We present results of a cluster randomised trial on the effectiveness of facemasks and hand hygiene in preventing household transmission of influenza. The trial was conducted in Berlin during the first two seasons after the onset of the influenza A (H1N1)pdm09 pandemic.
In primary intention-to-treat analysis of all data, the interventions did not lead to statistically significant reductions of SAR in household contacts. However, in a secondary analysis among households with full implementation of the intervention within 36 h after symptom onset, the combined participants from M and MH groups had a significantly lower chance of influenza infection compared to controls. With one exception (MH households in 2010/11), we observed a non-significant, but consistent and substantial reduction of the OR for influenza infection in both intervention groups (M, MH) and for both case definitions (laboratory confirmed and clinical).

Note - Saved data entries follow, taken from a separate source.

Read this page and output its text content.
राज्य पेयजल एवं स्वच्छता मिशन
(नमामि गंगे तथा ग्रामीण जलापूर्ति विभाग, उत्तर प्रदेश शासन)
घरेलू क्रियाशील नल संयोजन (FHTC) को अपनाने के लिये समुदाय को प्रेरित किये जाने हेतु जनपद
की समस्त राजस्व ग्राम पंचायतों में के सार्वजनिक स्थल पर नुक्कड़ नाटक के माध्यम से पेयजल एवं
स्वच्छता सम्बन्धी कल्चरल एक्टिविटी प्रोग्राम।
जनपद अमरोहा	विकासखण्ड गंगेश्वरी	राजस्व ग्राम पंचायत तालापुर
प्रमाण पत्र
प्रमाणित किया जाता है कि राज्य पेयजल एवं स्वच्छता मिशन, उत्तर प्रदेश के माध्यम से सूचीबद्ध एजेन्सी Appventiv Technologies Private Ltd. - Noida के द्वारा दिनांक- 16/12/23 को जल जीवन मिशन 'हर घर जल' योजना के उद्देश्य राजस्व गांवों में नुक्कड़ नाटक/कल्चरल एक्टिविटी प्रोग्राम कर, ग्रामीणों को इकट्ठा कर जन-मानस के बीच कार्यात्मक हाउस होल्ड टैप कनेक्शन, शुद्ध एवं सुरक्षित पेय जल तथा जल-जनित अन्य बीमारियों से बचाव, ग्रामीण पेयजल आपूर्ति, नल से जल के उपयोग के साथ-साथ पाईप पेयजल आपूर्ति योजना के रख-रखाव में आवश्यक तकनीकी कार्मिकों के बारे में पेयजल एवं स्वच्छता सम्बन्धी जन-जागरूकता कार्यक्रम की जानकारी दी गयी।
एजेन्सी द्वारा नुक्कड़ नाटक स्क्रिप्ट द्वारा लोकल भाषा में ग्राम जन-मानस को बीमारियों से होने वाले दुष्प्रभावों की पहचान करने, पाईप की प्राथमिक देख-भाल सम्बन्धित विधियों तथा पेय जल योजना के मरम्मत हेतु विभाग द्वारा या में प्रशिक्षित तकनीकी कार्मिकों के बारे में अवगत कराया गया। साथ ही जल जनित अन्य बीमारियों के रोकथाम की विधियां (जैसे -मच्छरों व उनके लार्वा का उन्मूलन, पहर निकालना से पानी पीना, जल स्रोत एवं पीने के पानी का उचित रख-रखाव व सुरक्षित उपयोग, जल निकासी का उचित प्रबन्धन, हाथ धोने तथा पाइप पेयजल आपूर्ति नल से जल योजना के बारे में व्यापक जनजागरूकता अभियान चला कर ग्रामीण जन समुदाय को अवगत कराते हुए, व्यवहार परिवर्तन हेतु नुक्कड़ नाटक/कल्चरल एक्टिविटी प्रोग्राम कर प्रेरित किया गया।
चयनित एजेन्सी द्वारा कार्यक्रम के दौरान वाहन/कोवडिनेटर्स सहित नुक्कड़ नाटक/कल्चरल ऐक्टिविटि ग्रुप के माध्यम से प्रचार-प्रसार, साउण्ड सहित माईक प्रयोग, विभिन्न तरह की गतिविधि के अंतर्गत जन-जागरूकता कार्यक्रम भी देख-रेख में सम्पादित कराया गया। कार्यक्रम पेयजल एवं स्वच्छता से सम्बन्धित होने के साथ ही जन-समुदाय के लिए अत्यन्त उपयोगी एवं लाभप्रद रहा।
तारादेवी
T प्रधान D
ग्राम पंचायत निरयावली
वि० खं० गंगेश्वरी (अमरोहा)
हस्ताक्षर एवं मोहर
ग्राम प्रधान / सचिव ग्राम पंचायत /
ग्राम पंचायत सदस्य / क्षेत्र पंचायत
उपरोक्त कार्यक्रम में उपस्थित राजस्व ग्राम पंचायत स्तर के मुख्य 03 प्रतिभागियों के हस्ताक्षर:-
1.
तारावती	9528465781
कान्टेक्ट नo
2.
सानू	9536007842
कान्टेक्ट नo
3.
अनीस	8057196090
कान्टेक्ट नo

A per-protocol analysis showed comparable results of lowered influenza transmission in the intervention groups which were statistically significant in the M group when analysing the complete dataset, and - among A (H1N1) pdm09 households - in the combined analysis of the M and MH groups. The main drawback of the study was that we did not reach the number of households that we had aimed and planned for, one of the reasons being the at best moderate influenza season 2010/11. Our sample size calculation was based on a 75% reduction of risk due to the interventions. This may seem questionably high in comparison to other studies, however based on experience from our pilot study we felt that adherence would be better than reported in the Hong Kong  and Bangkok  studies. We therefore expected a larger effect size in our main study.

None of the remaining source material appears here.